Über die Nacht im Union Club berichteten Zeitungen wie die "New York Sun" oder die "World" in ihren Klatschspalten genüsslich in allen Details. Halb New York begeisterte sich für die kommende Regatta. Insgesamt wurden Wetten über eine Million Dollar platziert - ein gigantischer Betrag, New York City hatte zu dieser Zeit lediglich 1,2 Millionen Einwohner.
Nur einer der drei Schiffseigner fasste vor 150 Jahren den Mut, selbst am verwegenen Rennen teilzunehmen: Gordon Bennett junior, künftiger Erbe der Tageszeitung "New York Herald". An Geld fehlte es Bennett nie - sein Vater stellte ihm pro Jahr eine Summe im heutigen Wert von rund einer Million Dollar zur Verfügung. Ein Lebemann, über den zahlreiche Anekdoten kursierten.
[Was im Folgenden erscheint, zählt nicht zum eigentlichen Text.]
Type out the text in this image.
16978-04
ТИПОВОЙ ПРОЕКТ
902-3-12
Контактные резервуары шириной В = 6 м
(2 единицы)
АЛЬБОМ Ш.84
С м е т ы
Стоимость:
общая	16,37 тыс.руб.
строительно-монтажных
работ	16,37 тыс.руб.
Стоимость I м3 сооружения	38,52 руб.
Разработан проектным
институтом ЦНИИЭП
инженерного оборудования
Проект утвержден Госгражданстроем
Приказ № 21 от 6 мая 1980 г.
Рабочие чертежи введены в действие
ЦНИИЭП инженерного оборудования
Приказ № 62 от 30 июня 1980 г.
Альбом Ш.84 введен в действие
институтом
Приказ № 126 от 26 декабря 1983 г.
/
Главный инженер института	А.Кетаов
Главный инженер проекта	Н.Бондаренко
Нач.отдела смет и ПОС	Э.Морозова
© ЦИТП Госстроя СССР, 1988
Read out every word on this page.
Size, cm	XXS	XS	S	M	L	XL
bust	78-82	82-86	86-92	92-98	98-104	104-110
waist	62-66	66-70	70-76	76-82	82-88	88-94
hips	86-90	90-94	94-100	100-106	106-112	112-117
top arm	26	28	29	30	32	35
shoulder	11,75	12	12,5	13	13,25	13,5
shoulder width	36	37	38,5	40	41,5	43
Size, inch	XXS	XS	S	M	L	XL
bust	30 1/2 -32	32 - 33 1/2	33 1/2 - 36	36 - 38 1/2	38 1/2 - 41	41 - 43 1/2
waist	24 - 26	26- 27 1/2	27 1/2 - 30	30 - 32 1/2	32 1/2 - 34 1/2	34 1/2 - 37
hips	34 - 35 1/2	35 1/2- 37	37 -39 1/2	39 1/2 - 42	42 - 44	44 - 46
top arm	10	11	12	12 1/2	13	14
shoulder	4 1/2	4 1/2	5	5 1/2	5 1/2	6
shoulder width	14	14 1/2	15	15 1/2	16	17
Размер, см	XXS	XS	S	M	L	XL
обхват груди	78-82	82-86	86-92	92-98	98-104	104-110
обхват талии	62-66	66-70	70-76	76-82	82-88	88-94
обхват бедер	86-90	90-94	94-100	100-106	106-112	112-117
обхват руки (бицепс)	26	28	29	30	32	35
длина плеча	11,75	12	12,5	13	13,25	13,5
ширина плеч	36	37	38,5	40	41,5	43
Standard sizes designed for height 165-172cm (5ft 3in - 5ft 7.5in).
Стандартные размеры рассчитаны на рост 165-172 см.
Sein Lieblingsdrink: Nebelmischung aus Absinth und Brandy
So sah Bennett junior eines Tages in seinem Lieblingsrestaurant erstaunt einen anderen Gast auf seinem Stammplatz sitzen. Bennett beschloss, das dauerhaft zu ändern - er kaufte das Restaurant. Berühmt war Bennett auch dafür, in wahnwitzigem Tempo mit seiner vierspännigen Pferdekutsche durch Manhattans Straßen zu rasen, oft berauscht von seinem Lieblingsdrink, einem Absinth-Brandy-Mix.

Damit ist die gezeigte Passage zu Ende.